The liquid restaking protocol argues that the 1-of-1 verifier setup at the center of the April 18 exploit was LayerZero’s own documented default.
Kelp DAO on Tuesday published a detailed rebuttal to LayerZero’s account of the April 18 rsETH bridge exploit, confirming that it will migrate rsETH from the LayerZero OFT standard to Chainlink’s Cross-Chain Token (CCT) standard and accusing the cross-chain messaging firm of “blaming users for an issue that was caused by their own infrastructure failure.”
The statement, titled “Setting the Record Straight,” disputes nearly every claim in LayerZero’s post-mortem, which attributed the $300 million theft to Kelp’s choice of a 1-of-1 DVN configuration. Kelp argues that setup was the configuration LayerZero itself shipped as the default, approved in private communications with the LayerZero team, and used by hundreds of other applications across the ecosystem.
Kelp’s central argument is that the configuration LayerZero is now treating as a fringe choice was, in practice, the platform’s standard. The protocol points to public Dune data showing roughly 47% of LayerZero’s 2,665 active OApp contracts ran a 1-1 DVN security floor at the time of the exploit, with another 45% on 2-2 and only about 5% using 3-3 or higher.
In its post, Kelp published Telegram screenshots showing an alleged LayerZero Labs team member explicitly approving Kelp’s 1-1 configuration during the L2 expansion, alongside separate exchanges in which LayerZero assured the team its DVN was run with full monitoring and alerting.
Infrastructure Breach
Kelp’s second major argument is that the exploit originated inside LayerZero’s trust boundary. Citing reports from Seal911 and Yearn Finance core developer banteg, the protocol notes that the attackers, linked with high confidence to North Korea’s Lazarus Group, fraudulently triggered an attestation from the LayerZero Labs DVN by compromising RPC nodes that LayerZero itself operated.
Kelp argues LayerZero’s own postmortem confirms this when it refers to “our DVN” and “our least-privilege principles,” and pushes back on the framing of the event as a contained “RPC-spoofing attack.”

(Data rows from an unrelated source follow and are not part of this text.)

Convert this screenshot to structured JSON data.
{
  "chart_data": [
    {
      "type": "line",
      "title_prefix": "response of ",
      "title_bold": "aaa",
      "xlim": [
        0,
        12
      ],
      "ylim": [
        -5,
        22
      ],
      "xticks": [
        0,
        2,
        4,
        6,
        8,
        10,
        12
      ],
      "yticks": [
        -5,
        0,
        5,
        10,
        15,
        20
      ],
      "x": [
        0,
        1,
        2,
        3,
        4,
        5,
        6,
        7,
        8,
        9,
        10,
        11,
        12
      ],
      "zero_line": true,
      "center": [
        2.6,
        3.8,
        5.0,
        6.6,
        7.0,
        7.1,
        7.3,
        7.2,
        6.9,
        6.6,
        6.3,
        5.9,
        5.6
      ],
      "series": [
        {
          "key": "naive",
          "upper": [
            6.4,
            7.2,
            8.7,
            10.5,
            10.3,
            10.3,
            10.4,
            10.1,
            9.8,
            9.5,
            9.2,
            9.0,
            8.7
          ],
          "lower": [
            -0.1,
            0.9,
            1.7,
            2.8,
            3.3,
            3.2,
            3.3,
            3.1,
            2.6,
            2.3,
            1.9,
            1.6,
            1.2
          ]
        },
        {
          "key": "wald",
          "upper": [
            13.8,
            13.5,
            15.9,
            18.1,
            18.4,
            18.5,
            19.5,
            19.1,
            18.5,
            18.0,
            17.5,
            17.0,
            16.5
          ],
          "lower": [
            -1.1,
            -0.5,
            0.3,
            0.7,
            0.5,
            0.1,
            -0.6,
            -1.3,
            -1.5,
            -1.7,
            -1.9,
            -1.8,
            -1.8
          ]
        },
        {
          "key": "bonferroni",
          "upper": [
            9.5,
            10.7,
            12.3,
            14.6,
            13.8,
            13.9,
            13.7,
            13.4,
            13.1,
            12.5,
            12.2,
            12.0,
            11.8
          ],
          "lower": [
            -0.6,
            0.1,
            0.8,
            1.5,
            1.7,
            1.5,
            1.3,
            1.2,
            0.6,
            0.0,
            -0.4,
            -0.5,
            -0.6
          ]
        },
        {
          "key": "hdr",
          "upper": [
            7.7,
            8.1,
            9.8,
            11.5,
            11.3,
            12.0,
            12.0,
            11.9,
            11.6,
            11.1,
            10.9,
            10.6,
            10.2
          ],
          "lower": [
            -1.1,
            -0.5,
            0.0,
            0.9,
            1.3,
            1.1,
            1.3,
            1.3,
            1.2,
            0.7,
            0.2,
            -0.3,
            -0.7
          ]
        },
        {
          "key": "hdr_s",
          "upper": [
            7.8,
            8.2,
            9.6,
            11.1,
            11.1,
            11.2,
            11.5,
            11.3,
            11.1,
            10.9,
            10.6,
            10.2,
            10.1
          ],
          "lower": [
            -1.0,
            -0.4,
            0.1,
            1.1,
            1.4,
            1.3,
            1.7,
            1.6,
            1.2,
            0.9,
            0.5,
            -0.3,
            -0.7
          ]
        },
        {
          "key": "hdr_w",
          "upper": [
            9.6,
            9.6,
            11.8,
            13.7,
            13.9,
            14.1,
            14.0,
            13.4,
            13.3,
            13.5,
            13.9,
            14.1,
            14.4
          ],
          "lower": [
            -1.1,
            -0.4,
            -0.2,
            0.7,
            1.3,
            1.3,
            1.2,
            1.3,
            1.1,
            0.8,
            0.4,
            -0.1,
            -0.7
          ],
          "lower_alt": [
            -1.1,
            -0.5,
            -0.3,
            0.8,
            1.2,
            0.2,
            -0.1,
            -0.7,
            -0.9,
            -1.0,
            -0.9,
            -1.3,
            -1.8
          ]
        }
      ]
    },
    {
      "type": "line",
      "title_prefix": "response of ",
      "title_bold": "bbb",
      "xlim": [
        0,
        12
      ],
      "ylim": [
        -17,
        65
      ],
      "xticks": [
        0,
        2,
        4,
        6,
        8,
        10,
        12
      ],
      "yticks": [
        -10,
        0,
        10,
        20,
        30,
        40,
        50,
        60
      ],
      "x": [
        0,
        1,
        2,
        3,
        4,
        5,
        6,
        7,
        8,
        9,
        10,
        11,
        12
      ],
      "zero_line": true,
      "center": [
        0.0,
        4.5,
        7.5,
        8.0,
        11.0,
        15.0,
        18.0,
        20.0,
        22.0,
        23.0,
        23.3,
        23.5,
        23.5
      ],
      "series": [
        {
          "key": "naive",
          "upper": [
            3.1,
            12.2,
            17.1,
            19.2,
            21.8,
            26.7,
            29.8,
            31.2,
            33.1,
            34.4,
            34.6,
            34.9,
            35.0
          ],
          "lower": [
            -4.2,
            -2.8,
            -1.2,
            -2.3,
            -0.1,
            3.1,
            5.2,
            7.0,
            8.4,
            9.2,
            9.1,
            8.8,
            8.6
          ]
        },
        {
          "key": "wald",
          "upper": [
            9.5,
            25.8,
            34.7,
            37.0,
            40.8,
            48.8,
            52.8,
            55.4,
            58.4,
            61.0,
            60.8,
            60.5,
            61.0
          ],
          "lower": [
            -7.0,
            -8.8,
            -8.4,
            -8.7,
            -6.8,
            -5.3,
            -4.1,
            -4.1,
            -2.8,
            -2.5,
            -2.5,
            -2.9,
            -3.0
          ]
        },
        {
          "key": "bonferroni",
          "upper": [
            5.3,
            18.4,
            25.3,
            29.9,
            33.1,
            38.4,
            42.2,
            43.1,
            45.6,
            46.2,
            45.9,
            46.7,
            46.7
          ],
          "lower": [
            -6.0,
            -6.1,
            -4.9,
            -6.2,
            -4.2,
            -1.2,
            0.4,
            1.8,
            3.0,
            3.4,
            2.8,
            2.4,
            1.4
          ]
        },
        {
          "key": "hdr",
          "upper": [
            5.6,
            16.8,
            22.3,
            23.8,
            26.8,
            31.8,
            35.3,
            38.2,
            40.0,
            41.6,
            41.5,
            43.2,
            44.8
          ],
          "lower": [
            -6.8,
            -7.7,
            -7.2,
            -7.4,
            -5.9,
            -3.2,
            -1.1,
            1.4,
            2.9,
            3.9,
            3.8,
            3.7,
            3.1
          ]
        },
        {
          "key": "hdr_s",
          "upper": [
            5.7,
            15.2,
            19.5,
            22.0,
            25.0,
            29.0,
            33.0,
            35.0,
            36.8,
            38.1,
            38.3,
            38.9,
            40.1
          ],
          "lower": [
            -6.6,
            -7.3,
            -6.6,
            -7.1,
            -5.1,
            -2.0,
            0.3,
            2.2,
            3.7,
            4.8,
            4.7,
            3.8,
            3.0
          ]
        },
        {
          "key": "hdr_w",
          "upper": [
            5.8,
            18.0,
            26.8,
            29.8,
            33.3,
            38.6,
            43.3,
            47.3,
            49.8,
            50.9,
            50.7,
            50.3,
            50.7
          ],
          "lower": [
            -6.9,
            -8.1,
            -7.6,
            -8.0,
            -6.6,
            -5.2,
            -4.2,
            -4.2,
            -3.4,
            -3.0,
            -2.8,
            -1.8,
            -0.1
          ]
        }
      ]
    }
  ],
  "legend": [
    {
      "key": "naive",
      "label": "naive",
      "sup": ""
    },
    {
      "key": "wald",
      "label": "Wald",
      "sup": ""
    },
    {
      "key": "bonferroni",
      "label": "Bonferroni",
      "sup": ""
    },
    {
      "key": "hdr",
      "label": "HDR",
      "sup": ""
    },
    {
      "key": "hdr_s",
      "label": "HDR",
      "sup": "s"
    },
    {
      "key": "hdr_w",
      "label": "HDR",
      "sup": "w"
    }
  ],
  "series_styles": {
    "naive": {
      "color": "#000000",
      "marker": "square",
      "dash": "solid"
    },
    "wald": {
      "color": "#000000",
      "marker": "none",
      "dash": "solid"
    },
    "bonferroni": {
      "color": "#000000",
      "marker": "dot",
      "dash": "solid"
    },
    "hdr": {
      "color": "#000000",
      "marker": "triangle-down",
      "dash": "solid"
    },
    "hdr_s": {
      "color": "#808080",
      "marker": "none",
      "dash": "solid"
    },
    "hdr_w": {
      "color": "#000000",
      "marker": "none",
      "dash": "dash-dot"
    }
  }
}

The team also notes that two additional forged transactions totaling more than $100 million were signed and processed by the LayerZero Labs DVN before being blocked when Kelp paused its contracts, and that LayerZero’s monitoring did not catch the compromise.
Open Questions
Kelp’s post lists four questions it wants LayerZero to answer publicly: how the RPC endpoint lists were accessed, how LayerZero’s documented defaults reconcile with the volume of 1-1 configurations across the ecosystem, why monitoring failed to detect the infrastructure compromise, and the dwell time of the compromised nodes before the forged message was signed.
Migration to Chainlink
Alongside the rebuttal, Kelp confirmed that rsETH will move to Chainlink’s CCIP and the CCT standard across all supported chains, with operational details being finalized by the engineering team. The Defi United coalition is separately working to restore the backing of rsETH and recover stolen tokens still held in attacker-controlled positions on Aave and Compound.
LayerZero has not yet responded publicly to Kelp’s rebuttal.